WHY NEW EUROPE LOVES US: Matt Welch looks at how rock helped defeat communism.


WHY OLD EUROPE HATES US: American rock and roll exported to England produced the Beatles, the Rolling Stones, the Who, and Led Zeppelin. American rock and roll exported to Sweden produced these acts.


LAST WEEK, James Lileks wrote about what's obvious and unspoken (and obviously unspoken) in the Matrix films:

I took away something else from the Matrix trilogy: it is a product of deeply confused people. They want it all. They want individualism and community; they want secularism and transcendence; they want the purity of committed love and the licentious fun of an S&M club; they want peace and the thrill of violence; they want God, but they want to design him on their own screens with their own programs by their own terms for their own needs, and having defined the divine on their own terms, they bristle when anyone suggests they have simply built a room with a mirror and flattering lighting. All three Matrix movies, seen in total, ache for a God. But they can’t quite go all the way. They’re like three movies about circular flat meat patties that can never quite bring themselves to say the word “hamburger.”
Thomas Hibbs explores that point further in his National Review article. UPDATE: Jesse Walker of Reason also has some thoughts on the trilogy.
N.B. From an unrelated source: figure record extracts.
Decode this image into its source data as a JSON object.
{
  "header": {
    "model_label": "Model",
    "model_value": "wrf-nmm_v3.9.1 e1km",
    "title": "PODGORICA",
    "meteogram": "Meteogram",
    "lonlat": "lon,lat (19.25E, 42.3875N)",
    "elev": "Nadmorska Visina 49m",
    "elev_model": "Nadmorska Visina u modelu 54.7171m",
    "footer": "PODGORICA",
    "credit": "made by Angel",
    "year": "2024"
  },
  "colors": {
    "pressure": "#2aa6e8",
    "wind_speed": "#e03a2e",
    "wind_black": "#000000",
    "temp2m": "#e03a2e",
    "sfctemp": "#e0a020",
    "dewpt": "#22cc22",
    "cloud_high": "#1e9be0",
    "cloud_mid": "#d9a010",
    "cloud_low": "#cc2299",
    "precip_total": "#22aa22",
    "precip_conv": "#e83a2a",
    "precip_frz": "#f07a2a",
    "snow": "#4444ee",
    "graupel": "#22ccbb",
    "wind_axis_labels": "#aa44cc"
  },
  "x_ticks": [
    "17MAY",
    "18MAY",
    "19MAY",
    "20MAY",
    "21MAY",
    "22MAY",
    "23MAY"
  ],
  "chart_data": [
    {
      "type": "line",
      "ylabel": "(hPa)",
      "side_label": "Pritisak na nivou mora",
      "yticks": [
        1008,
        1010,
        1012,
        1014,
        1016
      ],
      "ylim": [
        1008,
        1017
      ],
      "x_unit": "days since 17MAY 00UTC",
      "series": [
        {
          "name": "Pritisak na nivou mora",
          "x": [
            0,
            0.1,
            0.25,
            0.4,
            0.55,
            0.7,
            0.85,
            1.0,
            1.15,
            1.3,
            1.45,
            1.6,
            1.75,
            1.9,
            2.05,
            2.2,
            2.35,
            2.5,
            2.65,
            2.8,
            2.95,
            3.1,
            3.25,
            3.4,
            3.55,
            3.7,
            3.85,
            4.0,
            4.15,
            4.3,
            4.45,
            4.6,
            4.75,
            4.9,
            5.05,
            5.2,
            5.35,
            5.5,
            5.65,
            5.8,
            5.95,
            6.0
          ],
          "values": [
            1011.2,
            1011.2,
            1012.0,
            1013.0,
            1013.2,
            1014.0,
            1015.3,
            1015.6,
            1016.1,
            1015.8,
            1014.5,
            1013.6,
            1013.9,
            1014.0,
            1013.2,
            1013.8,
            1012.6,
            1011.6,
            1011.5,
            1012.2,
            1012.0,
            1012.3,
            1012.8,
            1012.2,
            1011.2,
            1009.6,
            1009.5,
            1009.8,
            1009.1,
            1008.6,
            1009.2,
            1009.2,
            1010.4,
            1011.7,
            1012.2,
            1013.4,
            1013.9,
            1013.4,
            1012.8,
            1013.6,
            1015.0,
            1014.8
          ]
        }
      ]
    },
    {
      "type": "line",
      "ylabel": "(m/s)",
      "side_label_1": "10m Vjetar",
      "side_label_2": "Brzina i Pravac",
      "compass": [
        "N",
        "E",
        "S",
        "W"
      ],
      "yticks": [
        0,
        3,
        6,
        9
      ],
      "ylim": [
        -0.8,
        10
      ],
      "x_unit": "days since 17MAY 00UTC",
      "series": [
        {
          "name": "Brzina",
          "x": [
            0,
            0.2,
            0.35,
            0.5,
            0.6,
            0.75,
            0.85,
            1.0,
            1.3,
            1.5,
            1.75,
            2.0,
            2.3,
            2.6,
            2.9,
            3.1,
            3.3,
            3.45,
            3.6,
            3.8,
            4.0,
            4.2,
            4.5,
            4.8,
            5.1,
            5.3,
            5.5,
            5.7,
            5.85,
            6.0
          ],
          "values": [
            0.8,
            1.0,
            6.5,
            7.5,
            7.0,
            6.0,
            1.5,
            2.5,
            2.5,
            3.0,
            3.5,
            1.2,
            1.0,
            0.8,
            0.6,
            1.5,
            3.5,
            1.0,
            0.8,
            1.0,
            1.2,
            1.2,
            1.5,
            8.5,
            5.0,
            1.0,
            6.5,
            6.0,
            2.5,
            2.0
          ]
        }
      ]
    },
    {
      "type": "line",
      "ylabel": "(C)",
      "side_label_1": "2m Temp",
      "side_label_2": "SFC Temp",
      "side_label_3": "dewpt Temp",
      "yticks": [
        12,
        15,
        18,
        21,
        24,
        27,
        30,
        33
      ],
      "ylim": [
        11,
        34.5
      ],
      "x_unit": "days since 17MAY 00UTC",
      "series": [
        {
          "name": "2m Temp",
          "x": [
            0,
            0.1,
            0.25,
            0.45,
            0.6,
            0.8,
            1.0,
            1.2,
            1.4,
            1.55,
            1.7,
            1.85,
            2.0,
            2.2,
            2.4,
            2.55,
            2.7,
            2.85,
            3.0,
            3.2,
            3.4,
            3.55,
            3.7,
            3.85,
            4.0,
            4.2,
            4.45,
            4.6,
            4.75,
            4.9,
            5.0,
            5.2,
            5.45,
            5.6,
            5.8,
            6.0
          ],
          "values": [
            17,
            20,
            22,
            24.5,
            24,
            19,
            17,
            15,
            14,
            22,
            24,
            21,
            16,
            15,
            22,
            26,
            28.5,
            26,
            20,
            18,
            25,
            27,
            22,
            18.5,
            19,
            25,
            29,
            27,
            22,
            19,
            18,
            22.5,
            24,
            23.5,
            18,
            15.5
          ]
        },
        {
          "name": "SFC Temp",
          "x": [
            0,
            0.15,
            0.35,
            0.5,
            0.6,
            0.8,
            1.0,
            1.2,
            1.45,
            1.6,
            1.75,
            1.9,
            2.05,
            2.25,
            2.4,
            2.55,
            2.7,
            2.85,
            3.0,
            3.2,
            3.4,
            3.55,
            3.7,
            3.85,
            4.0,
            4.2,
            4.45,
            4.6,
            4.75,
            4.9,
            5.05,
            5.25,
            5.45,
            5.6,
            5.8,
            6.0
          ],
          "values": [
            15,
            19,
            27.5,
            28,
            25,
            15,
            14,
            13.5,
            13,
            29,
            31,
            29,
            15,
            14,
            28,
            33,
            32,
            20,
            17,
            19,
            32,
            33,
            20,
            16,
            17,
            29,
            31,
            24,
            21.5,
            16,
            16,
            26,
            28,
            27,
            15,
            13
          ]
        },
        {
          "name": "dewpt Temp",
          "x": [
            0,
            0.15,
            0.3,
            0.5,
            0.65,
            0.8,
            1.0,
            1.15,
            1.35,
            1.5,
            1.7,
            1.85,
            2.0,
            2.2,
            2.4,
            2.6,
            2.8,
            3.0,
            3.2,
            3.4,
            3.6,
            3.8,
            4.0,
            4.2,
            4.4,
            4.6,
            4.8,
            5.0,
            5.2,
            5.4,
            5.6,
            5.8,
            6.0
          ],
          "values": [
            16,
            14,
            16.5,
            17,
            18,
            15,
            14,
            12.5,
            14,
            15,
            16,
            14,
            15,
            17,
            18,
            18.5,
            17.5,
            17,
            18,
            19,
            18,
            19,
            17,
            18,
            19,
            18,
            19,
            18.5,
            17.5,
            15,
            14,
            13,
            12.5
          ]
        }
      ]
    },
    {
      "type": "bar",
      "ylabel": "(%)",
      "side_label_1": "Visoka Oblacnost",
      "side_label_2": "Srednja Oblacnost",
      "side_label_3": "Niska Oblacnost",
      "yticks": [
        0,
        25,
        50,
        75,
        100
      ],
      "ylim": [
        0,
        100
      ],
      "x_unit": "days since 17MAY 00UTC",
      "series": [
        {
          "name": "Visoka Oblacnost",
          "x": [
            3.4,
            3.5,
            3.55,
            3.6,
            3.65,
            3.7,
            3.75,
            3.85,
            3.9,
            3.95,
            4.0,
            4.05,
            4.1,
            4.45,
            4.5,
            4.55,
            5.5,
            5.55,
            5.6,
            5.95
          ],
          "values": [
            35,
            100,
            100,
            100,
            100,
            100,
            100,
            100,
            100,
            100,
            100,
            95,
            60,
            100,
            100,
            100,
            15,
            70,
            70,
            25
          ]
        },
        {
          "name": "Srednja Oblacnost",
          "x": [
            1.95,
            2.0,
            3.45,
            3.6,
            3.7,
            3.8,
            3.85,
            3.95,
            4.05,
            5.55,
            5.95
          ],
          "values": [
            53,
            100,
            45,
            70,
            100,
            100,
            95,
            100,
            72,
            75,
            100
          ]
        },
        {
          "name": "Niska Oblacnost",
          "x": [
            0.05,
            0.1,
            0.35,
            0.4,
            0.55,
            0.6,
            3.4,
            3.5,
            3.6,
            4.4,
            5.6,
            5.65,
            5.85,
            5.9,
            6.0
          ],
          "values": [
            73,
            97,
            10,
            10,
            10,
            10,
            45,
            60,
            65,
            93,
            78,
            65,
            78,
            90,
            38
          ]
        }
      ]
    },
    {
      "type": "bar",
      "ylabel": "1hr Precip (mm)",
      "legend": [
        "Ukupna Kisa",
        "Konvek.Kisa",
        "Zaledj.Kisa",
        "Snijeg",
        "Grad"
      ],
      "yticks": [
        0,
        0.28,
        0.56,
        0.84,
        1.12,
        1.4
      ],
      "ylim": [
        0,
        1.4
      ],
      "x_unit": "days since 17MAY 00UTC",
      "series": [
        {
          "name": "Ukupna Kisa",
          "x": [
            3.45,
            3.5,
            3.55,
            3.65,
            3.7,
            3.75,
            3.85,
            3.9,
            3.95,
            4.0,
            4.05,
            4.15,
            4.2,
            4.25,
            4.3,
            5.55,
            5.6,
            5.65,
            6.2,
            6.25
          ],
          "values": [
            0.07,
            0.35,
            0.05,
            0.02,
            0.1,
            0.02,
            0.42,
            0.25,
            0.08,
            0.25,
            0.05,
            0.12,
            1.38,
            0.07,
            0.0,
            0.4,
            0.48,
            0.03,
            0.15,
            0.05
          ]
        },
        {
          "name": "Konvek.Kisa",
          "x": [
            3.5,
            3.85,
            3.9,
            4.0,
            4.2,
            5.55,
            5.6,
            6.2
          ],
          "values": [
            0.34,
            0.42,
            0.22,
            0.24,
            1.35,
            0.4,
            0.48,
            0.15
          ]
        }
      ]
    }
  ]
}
JEFF JACOBY on Al Sharpton:

There should be no room in American politics for a race-baiting charlatan of any color. Honorable Democrats ought to be able to look Sharpton in the eye and say so. Their failure to do so is a moral and political disgrace.
Read the whole thing.

Sunday, November 09, 2003


GOOD MORNING MESOPOTAMIA: Rich Galen is in Iraq, and sending back regular reports, via his Mullings Website.


TO COIN A PHRASE....Heh.


QUOTE OF THE DAY: William Sjostrom of AtlanticBlog: "The military conflicts we have been 'marched into' by Mr. Blair are Kosovo, Sierra Leone, Afghanistan and Iraq. That isn't because the PM never understood the words of 'Imagine', but because it transpired that the Taliban, the hard men of the Baath, the amputating militias of West Africa, the Hutu Interahamwe and the Serb army of Radko Mladic had been brought up on something other than Joan Baez." Read the rest of his post as well.


MASS GRAVES may hold as many as 300,000 Iraqis.


OPEN MOUTH, INSERT FLORSHEIM: Wesley Clark chimes in on Dean's Confederate flag flap. UPDATE: Here's another unintentional gaffe by Clark.


LIBERAL COCOONING UPDATE: Mark Steyn picks up the theme that Mickey Kaus first labeled.